Russian rhythmic gymnast (born 1975)

Julia Rosliakova (born January 5, 1975) is a retired individual rhythmic gymnast who competed for Russia.

== Career ==
Rosliakova began her career training in the club of SDYUSSHOR 74 and was trained under the guidance of Alla Yanina. In 1992, after the collapse of the Soviet Union, Rosliakova decided to compete for Russia and was admitted to the newly formed national team. The leader of the World team was Oxana Kostina followed by her younger teammates Amina Zaripova and Rosliakova. They won the bronze medal in the team event (tied with the Spanish team) at the 1992 European Championships.

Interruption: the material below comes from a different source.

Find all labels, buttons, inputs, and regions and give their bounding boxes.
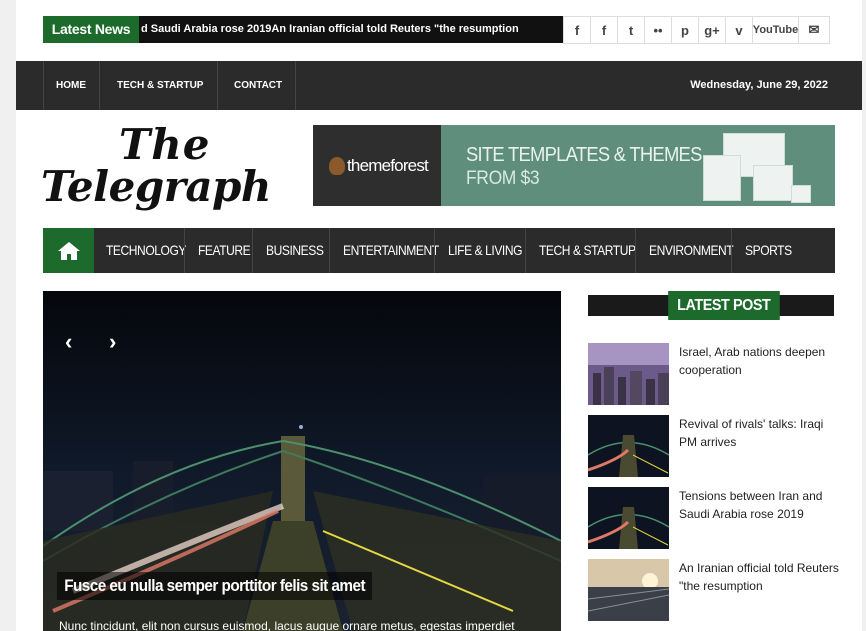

After the tragic death of Kostina, the Russian national composition was then led by Zaripova. Rosliakova along with Amina Zaripova and Inessa Gizikova competed at the 1993 World Championships in Alicante, Spain where Russia won the team bronze, she won two individual meals: a silver medal in rope and bronze in ball, she finished 8th in the all-around finals behind Spain's Carolina Pascual.

Rosliakova appeared at three European Championships in 1992, 1993 and 1994.